NUCLEOTYPE

Electrocradiogram Findings in Hyperkalemia

Potassium plays an essential role in the electrical conduction through the heart. When serum potassium levels are higher than 5.5 mEq/L, there becomes an increased risk for lethal cardiac dysrhythmias and cardiac arrest.

Hyperkalemia is defined as a serum potassium level greater than 5.5 mEq/L. After this, you’ll start to see a step-wise progression of cardiac conduction abnormalities.
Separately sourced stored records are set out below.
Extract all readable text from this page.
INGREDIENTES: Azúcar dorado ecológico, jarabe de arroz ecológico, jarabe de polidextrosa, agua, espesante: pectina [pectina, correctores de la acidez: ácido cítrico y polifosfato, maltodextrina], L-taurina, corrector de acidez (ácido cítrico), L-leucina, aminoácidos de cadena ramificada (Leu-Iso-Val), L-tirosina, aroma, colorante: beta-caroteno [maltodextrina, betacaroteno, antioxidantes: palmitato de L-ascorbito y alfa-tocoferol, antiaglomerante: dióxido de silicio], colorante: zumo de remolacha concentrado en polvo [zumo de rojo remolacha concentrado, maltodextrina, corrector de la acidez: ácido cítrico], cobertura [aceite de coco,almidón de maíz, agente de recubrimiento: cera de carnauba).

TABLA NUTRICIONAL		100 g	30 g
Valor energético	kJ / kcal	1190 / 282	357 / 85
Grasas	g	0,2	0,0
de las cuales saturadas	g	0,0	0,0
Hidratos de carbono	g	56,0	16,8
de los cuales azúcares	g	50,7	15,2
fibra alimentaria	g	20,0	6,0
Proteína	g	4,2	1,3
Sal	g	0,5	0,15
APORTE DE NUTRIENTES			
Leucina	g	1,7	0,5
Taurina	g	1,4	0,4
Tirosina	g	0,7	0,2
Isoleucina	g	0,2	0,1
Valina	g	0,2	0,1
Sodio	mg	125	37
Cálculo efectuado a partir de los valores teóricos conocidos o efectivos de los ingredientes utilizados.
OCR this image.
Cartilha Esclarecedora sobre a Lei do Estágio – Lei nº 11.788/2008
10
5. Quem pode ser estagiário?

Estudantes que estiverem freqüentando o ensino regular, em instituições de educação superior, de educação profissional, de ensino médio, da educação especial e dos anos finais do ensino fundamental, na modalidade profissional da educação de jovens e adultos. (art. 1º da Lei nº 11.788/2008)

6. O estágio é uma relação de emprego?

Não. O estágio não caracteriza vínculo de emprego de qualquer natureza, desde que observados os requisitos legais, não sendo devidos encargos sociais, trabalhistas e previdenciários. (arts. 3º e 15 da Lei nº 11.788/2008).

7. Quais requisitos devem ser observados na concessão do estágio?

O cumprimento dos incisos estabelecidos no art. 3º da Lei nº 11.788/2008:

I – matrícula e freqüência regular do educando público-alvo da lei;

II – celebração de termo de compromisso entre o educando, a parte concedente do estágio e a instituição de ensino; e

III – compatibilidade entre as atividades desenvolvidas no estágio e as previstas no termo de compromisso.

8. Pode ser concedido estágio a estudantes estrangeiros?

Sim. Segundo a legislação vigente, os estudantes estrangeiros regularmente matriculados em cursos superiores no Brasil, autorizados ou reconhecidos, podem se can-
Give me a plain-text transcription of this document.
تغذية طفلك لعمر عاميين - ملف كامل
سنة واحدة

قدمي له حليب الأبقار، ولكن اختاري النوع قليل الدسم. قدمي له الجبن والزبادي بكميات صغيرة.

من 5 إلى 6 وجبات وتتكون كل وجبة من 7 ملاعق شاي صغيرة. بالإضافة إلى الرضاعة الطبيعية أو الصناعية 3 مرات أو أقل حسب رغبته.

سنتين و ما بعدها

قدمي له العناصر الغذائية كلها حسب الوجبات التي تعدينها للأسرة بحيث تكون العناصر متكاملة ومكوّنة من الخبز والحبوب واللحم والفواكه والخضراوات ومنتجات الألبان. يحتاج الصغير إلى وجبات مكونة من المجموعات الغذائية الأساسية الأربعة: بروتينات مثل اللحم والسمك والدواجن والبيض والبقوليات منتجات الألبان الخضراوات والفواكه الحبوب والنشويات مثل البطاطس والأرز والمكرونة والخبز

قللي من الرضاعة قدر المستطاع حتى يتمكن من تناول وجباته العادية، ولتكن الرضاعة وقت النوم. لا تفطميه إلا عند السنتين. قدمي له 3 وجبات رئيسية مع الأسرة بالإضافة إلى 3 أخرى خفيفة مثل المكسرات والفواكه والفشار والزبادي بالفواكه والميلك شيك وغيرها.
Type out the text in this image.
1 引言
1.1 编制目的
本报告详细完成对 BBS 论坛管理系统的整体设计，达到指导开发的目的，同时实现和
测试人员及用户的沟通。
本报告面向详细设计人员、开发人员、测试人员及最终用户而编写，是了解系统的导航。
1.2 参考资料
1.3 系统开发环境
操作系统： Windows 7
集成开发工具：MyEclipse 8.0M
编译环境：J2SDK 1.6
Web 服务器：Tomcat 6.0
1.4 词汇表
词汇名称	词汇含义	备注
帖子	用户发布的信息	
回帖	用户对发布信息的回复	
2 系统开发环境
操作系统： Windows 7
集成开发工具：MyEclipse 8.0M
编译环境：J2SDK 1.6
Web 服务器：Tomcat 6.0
However, it is important to note that the rate at which the serum potassium level rises is strongly related to the severity of the electrocardiogram (ECG) changes. For example, patients who have chronically elevated serum potassium levels may have a relatively normal ECG.

Practice Case
Weakness and Heart Failure
A 62-year-old man with heart failure complains of profound weakness after a mycoardial infarction. An electrocardiogram reveals peaked T-waves.
Answer Case

Generally, you’ll want to be aware of some arbitrary levels after which you’ll start to see specific ECG changes:

  • Mild - serum potassium > 5.5 mEq/L
  • Moderate - serum potassium > 6.5 mEq/L
  • Severe - serum potassium > 7.0 mEq/L
  • Arrest - serum potassium > 9.0 mEq/L

Serum Potassium level > 5.5 mEq/L

Repolarization abnormalities

Remember repolarization of the ventricles on an EKG strip is represented as the T-wave. Therefore, repolarization abnormalities related to hyperkalemia affect the T-waves, specifically causing them to be “peaked”.

ECG findings in hyperkalemia >5.5 mEq/L

Peaked T-waves are usually the first findings found on the ECG in the setting of hyperkalemia.

Serum Potassium level > 6.5 mEq/L

At serum potassium levels greater than 6.5 mEq/L, the cardiac rhythm strip’s intervals and waves continue to lengthen, flatten and heart rate slows.

Wide and Flat p-waves

At this level, p-waves start to widen and flatter. Then, intervals begin to lengthen, starting with the PR segment.

ECG findings in hyperkalemia >6.5 mEq/L

Remember that first degree heart blocks are defined as PR intervals greater than 200 ms, and in some cases of mild hyperkalemia, you may start noticing various atrioventricular blocks.

Practice Case
Bradycardia and Syncope
A 55-year-old with end-stage renal disease presents for a loss of consciousness. She is found to be confused and hypotensive.
Answer Case

Serum Potassium level > 7.0 - 9.0 mEq/L

At levels greater than 7.0 mEq/L, you continue to see the lengthening of intervals, including the complete flattening of the p-wave.

Widening QRS Complexes

QRS widening occurs at levels > 7.0 mEq/L, in addition to slowed heart rates. This may provoke the development of ventricular escape rhythms in the setting of heart blocks, bundle branch blocks, fascicular blocks, etc.

ECG findings in hyperkalemia >7.0 mEq/L

Sinusoidal Wave Pattern

As the potassium level starts to get closer to 9.0 mEq/L, the ECG rhythm strip starts to develop a sine-wave morphology. This is potentially a terminal rhythm suggesting possible deterioration into a life-threatening arrhythmia.

ECG findings in hyperkalemia at 9.0 mEq/L

Think of the sinusoidal wave pattern as a potential warning sign for cardiac arrest (PEA, asystole, ventricular fibrillation, etc)

Serum Potassium level > 9.0 mEq/L

Dysrhythmias and Cardiac Arrest

At these levels, you’ll start to see patients in cardiac arrest. The sine-wave morphology will progress into a wide-complex rhythm and then pulseless arrest, asystole, and in some cases, ventricular fibrillation.

Wide complex electrocardiogram in hyperkalemia

Remember, these levels are not specific cut-off points and that patients may present with ECG changes that do not necessarily correlate to the points mentioned above. So it’s important not to use these points as thresholds for determining risk or treatment.